Roman Martyrology, July 19th

This Day, the Nineteenth Day of July

Saint Vincent de Paul, confessor, who slept in the Lord on the 27th of September. Leo XIII declared him heavenly patron before the throne of God of all charitable organizations throughout the Catholic world owing in any manner their origin tohim.

The same day, the birthday of Saint Epaphras, whom the Apostle Saint Paul calls his fellow-prisoner. By the same Apostle he was consecrated bishop of Colossae, where becoming renowned for his virtues, he received the palm of martyrdom for defending courageously the flock committed to his charge.
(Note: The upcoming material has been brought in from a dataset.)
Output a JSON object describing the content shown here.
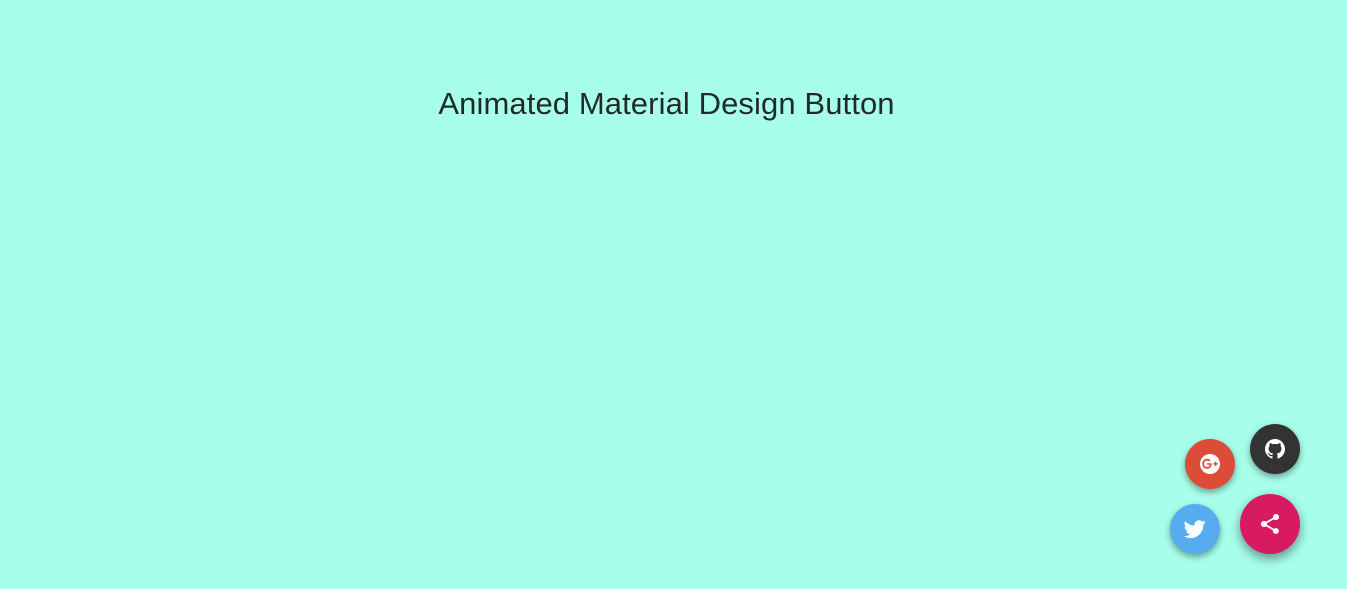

His body lies at Rome in the basilica of Saint Mary the Greater.

At Seville, in Spain, the martyrdom of the holy virgins Justa and Rufina. Arrested by the governor Diogenian, they were stretched on the rack and lacerated with iron claws, then imprisoned, and subjected to starvation and various tortures. Lastly Justa breathed her last in prison, and Rufina had her neck broken while confessing Christ.

At Cordova, Saint Aurea, virgin, who repented of a fault she had committed, and in a second combat overcame the enemy by the shedding of her blood.

At Treves, Saint Martin, bishop and martyr.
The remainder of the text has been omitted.